Nos excertos do livro, a Sra. Pelicot também diz que aceitar a possibilidade de um julgamento à porta fechada teria protegido os seus agressores e deixado-a sozinha com eles no tribunal, “refém da sua aparência, das suas mentiras, da sua cobardia e do seu desprezo”.
‘Ninguém saberia o que eles fizeram comigo. Nem um único jornalista estaria lá para escrever seus nomes ao lado dos crimes”, explica ela. ‘Acima de tudo, nenhuma mulher poderia entrar e sentar-se no tribunal para se sentir menos sozinha.’
A senhora de 73 anos acrescenta que se fosse vinte anos mais nova, ‘talvez não tivesse ousado recusar uma audiência a portas fechadas’.
“Eu teria medo dos olhares”, ela escreve. “Aqueles malditos olhares que uma mulher da minha geração sempre teve de enfrentar, aqueles malditos olhares que te fazem hesitar de manhã entre calças e um vestido, que te seguem ou te ignoram, te lisonjeiam e te envergonham. Aqueles malditos olhares que deveriam dizer quem você é, quanto você vale, e depois abandoná-lo à medida que envelhece.

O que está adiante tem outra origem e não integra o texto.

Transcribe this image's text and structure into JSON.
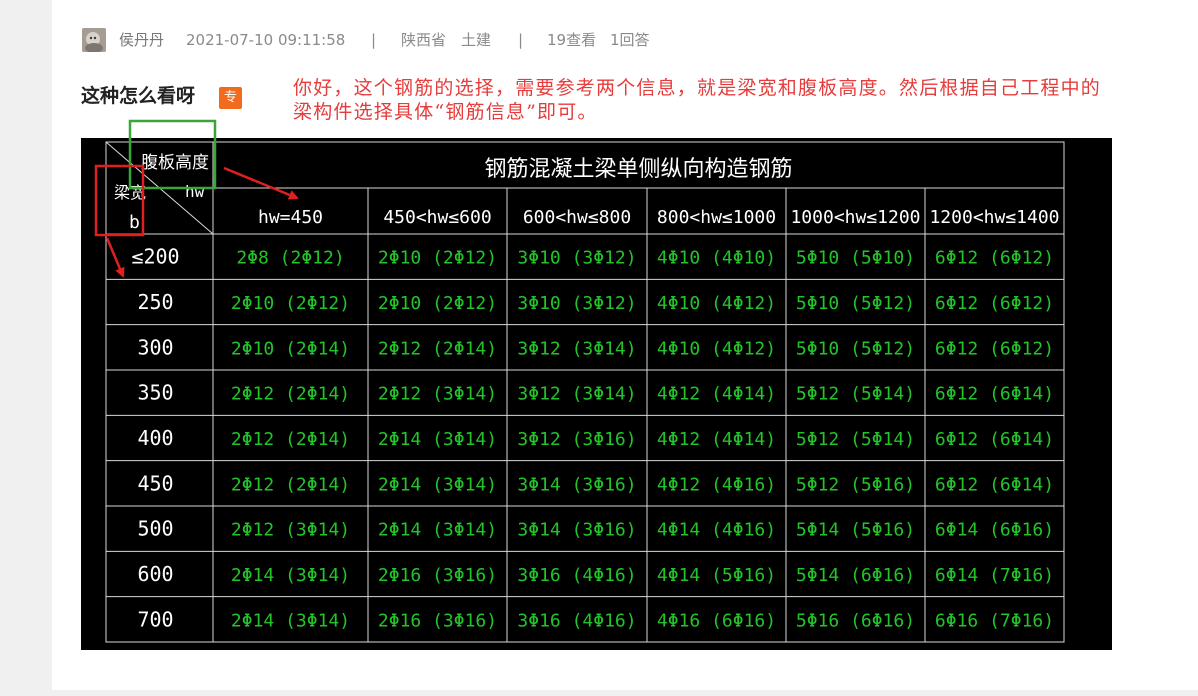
{
  "post": {
    "author": "侯丹丹",
    "datetime": "2021-07-10 09:11:58",
    "sep1": "|",
    "region": "陕西省",
    "category": "土建",
    "sep2": "|",
    "views": "19查看",
    "answers": "1回答",
    "title": "这种怎么看呀",
    "badge": "专",
    "answer_note": "你好，这个钢筋的选择，需要参考两个信息，就是梁宽和腹板高度。然后根据自己工程中的梁构件选择具体“钢筋信息”即可。"
  },
  "table": {
    "title": "钢筋混凝土梁单侧纵向构造钢筋",
    "corner_top": "腹板高度",
    "corner_hw": "hw",
    "corner_left": "梁宽",
    "corner_b": "b",
    "columns": [
      "hw=450",
      "450<hw≤600",
      "600<hw≤800",
      "800<hw≤1000",
      "1000<hw≤1200",
      "1200<hw≤1400"
    ],
    "rows": [
      {
        "width": "≤200",
        "cells": [
          "2Φ8  (2Φ12)",
          "2Φ10  (2Φ12)",
          "3Φ10  (3Φ12)",
          "4Φ10  (4Φ10)",
          "5Φ10  (5Φ10)",
          "6Φ12  (6Φ12)"
        ]
      },
      {
        "width": "250",
        "cells": [
          "2Φ10  (2Φ12)",
          "2Φ10  (2Φ12)",
          "3Φ10  (3Φ12)",
          "4Φ10  (4Φ12)",
          "5Φ10  (5Φ12)",
          "6Φ12  (6Φ12)"
        ]
      },
      {
        "width": "300",
        "cells": [
          "2Φ10  (2Φ14)",
          "2Φ12  (2Φ14)",
          "3Φ12  (3Φ14)",
          "4Φ10  (4Φ12)",
          "5Φ10  (5Φ12)",
          "6Φ12  (6Φ12)"
        ]
      },
      {
        "width": "350",
        "cells": [
          "2Φ12  (2Φ14)",
          "2Φ12  (3Φ14)",
          "3Φ12  (3Φ14)",
          "4Φ12  (4Φ14)",
          "5Φ12  (5Φ14)",
          "6Φ12  (6Φ14)"
        ]
      },
      {
        "width": "400",
        "cells": [
          "2Φ12  (2Φ14)",
          "2Φ14  (3Φ14)",
          "3Φ12  (3Φ16)",
          "4Φ12  (4Φ14)",
          "5Φ12  (5Φ14)",
          "6Φ12  (6Φ14)"
        ]
      },
      {
        "width": "450",
        "cells": [
          "2Φ12  (2Φ14)",
          "2Φ14  (3Φ14)",
          "3Φ14  (3Φ16)",
          "4Φ12  (4Φ16)",
          "5Φ12  (5Φ16)",
          "6Φ12  (6Φ14)"
        ]
      },
      {
        "width": "500",
        "cells": [
          "2Φ12  (3Φ14)",
          "2Φ14  (3Φ14)",
          "3Φ14  (3Φ16)",
          "4Φ14  (4Φ16)",
          "5Φ14  (5Φ16)",
          "6Φ14  (6Φ16)"
        ]
      },
      {
        "width": "600",
        "cells": [
          "2Φ14  (3Φ14)",
          "2Φ16  (3Φ16)",
          "3Φ16  (4Φ16)",
          "4Φ14  (5Φ16)",
          "5Φ14  (6Φ16)",
          "6Φ14  (7Φ16)"
        ]
      },
      {
        "width": "700",
        "cells": [
          "2Φ14  (3Φ14)",
          "2Φ16  (3Φ16)",
          "3Φ16  (4Φ16)",
          "4Φ16  (6Φ16)",
          "5Φ16  (6Φ16)",
          "6Φ16  (7Φ16)"
        ]
      }
    ]
  },
  "colors": {
    "cell_text": "#22c42a",
    "header_text": "#ffffff",
    "grid": "#d8d8d8",
    "background": "#000000",
    "note_text": "#e63c3c",
    "highlight_red": "#e02020",
    "highlight_green": "#3aa53a",
    "badge": "#f26a1b"
  }
}
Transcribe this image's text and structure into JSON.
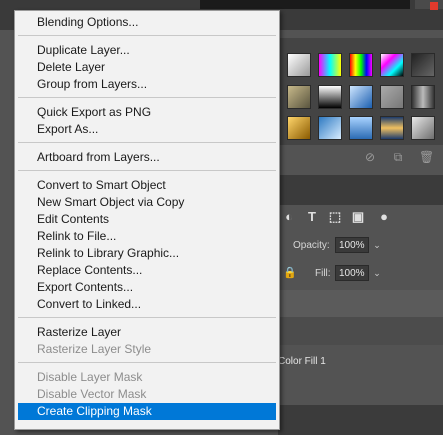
{
  "menu": {
    "groups": [
      [
        {
          "label": "Blending Options...",
          "enabled": true
        }
      ],
      [
        {
          "label": "Duplicate Layer...",
          "enabled": true
        },
        {
          "label": "Delete Layer",
          "enabled": true
        },
        {
          "label": "Group from Layers...",
          "enabled": true
        }
      ],
      [
        {
          "label": "Quick Export as PNG",
          "enabled": true
        },
        {
          "label": "Export As...",
          "enabled": true
        }
      ],
      [
        {
          "label": "Artboard from Layers...",
          "enabled": true
        }
      ],
      [
        {
          "label": "Convert to Smart Object",
          "enabled": true
        },
        {
          "label": "New Smart Object via Copy",
          "enabled": true
        },
        {
          "label": "Edit Contents",
          "enabled": true
        },
        {
          "label": "Relink to File...",
          "enabled": true
        },
        {
          "label": "Relink to Library Graphic...",
          "enabled": true
        },
        {
          "label": "Replace Contents...",
          "enabled": true
        },
        {
          "label": "Export Contents...",
          "enabled": true
        },
        {
          "label": "Convert to Linked...",
          "enabled": true
        }
      ],
      [
        {
          "label": "Rasterize Layer",
          "enabled": true
        },
        {
          "label": "Rasterize Layer Style",
          "enabled": false
        }
      ],
      [
        {
          "label": "Disable Layer Mask",
          "enabled": false
        },
        {
          "label": "Disable Vector Mask",
          "enabled": false
        },
        {
          "label": "Create Clipping Mask",
          "enabled": true,
          "selected": true
        }
      ]
    ]
  },
  "layers_panel": {
    "opacity_label": "Opacity:",
    "opacity_value": "100%",
    "fill_label": "Fill:",
    "fill_value": "100%",
    "layer_name": "Color Fill 1"
  }
}
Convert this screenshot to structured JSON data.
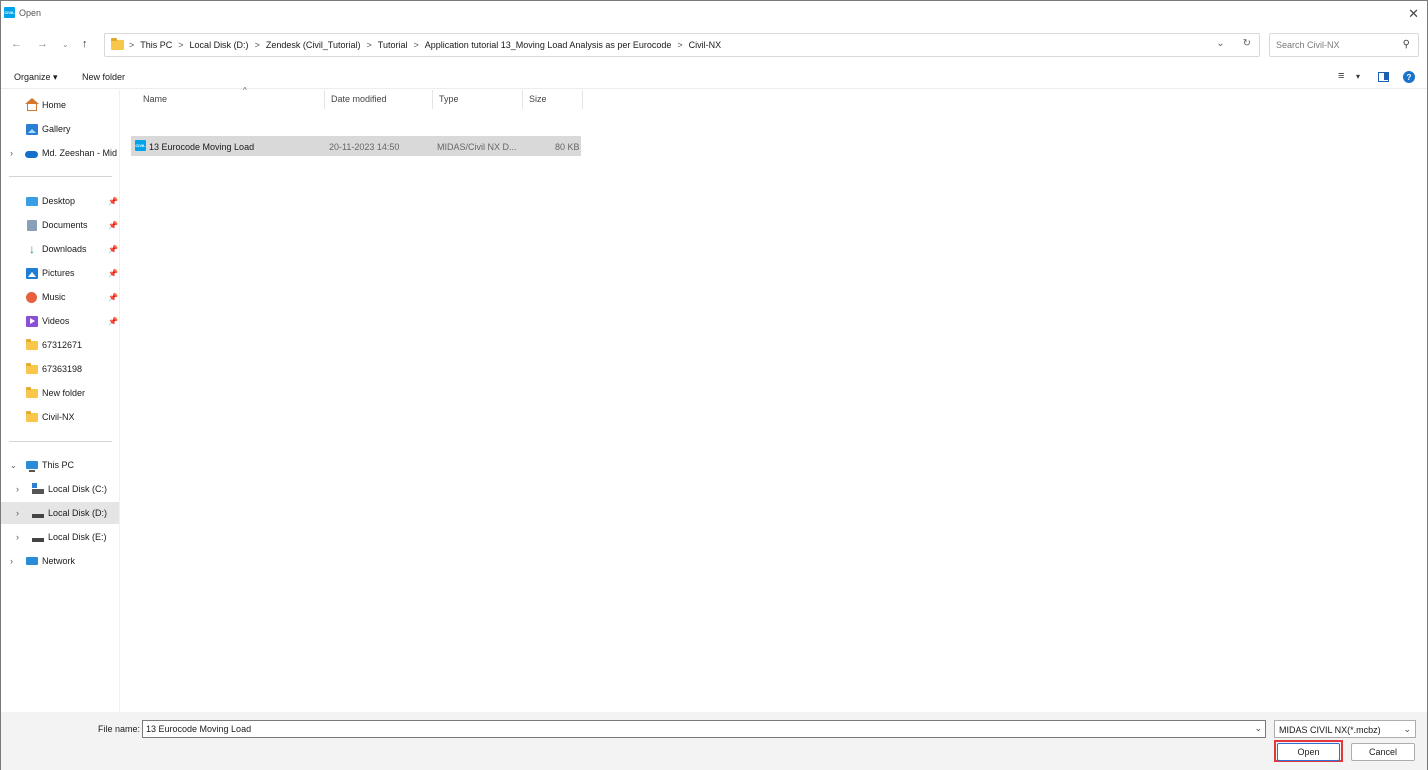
{
  "window": {
    "title": "Open",
    "app_icon_text": "CIVIL",
    "close_glyph": "✕"
  },
  "address_bar": {
    "crumbs": [
      "This PC",
      "Local Disk (D:)",
      "Zendesk (Civil_Tutorial)",
      "Tutorial",
      "Application tutorial 13_Moving Load Analysis as per Eurocode",
      "Civil-NX"
    ],
    "separator": ">"
  },
  "search": {
    "placeholder": "Search Civil-NX"
  },
  "toolbar": {
    "organize_label": "Organize ▾",
    "new_folder_label": "New folder"
  },
  "sidebar": {
    "items": [
      {
        "label": "Home",
        "icon": "home-icon"
      },
      {
        "label": "Gallery",
        "icon": "gallery-icon"
      },
      {
        "label": "Md. Zeeshan - Mid",
        "icon": "onedrive-icon"
      },
      {
        "label": "Desktop",
        "icon": "desktop-icon"
      },
      {
        "label": "Documents",
        "icon": "documents-icon"
      },
      {
        "label": "Downloads",
        "icon": "downloads-icon"
      },
      {
        "label": "Pictures",
        "icon": "pictures-icon"
      },
      {
        "label": "Music",
        "icon": "music-icon"
      },
      {
        "label": "Videos",
        "icon": "videos-icon"
      },
      {
        "label": "67312671",
        "icon": "folder-icon"
      },
      {
        "label": "67363198",
        "icon": "folder-icon"
      },
      {
        "label": "New folder",
        "icon": "folder-icon"
      },
      {
        "label": "Civil-NX",
        "icon": "folder-icon"
      },
      {
        "label": "This PC",
        "icon": "this-pc-icon"
      },
      {
        "label": "Local Disk (C:)",
        "icon": "drive-c-icon"
      },
      {
        "label": "Local Disk (D:)",
        "icon": "drive-icon"
      },
      {
        "label": "Local Disk (E:)",
        "icon": "drive-icon"
      },
      {
        "label": "Network",
        "icon": "network-icon"
      }
    ],
    "selected": "Local Disk (D:)"
  },
  "columns": [
    "Name",
    "Date modified",
    "Type",
    "Size"
  ],
  "files": [
    {
      "name": "13 Eurocode Moving Load",
      "date_modified": "20-11-2023 14:50",
      "type": "MIDAS/Civil NX D...",
      "size": "80 KB",
      "icon_text": "CIVIL"
    }
  ],
  "footer": {
    "file_name_label": "File name:",
    "file_name_value": "13 Eurocode Moving Load",
    "file_type_selected": "MIDAS CIVIL NX(*.mcbz)",
    "open_label": "Open",
    "cancel_label": "Cancel"
  },
  "colors": {
    "accent_blue": "#2f6fd8",
    "highlight_red": "#e0383e",
    "selection_gray": "#d9d9d9",
    "civil_icon_blue": "#00a2e8"
  }
}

Ela diz que também se sentiu “nutrida e aquecida” por “aquela multidão lá fora, inchando e me acompanhando todos os dias” perto da quadra. ‘Essa multidão me salvou.’
Em entrevista à revista Télérama, Gisèle disse que o seu casamento de quase 50 anos com Dominique Pelicot não foi todo construído sobre mentiras e que o seu livro “não é a história de uma mulher que só conheceu a dor”.
“Sou uma otimista incondicional”, disse ela. ‘Apesar do que vivi e de ter 73 anos, estou muito vivo e me permito ser feliz. Podemos fazer amigos e até nos apaixonar novamente.